The verses, though he repeated them, had no meaning for him. He remembered her sitting at the table by the window (now surrendered to Johnny Whitelamb) and transcribing them into a fair copy, sitting with head bent and the sunlight playing on her red-brown hair: he remembered her standing by his chair with a flushed face, waiting for his verdict. But though his memory retained these visions, they carried no sentiment.

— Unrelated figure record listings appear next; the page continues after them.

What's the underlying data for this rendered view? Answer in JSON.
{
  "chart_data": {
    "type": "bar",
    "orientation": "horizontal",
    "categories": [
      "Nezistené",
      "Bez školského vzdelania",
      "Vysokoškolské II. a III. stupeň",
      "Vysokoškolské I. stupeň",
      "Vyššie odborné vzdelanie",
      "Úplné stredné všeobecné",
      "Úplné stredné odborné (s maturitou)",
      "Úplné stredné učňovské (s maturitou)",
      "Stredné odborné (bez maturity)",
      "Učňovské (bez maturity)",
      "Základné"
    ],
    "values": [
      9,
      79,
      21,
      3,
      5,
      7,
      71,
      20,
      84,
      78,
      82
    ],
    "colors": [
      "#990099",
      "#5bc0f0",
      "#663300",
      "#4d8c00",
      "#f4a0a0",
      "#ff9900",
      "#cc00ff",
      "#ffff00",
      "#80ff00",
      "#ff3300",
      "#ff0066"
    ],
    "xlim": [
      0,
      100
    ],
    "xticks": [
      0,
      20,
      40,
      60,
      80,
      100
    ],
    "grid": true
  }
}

He only thought of the young, almost boyish, promise in the lines:

     "Omen, monster, prodigy!
      Or nothing is, or Jove, from thee.
      Whether various Nature's play,
      Or she, renversed, thy will obey,
      And to rebel man declare
      Famine, plague or wasteful war . . .
      No evil can from Thee proceed;
     'Tis only suffered, not decreed. . . ."

He gazed from the careful handwriting to the horizon beyond his window. Why had he fished out the poem from its drawer? She, the writer--his child--was a wanton.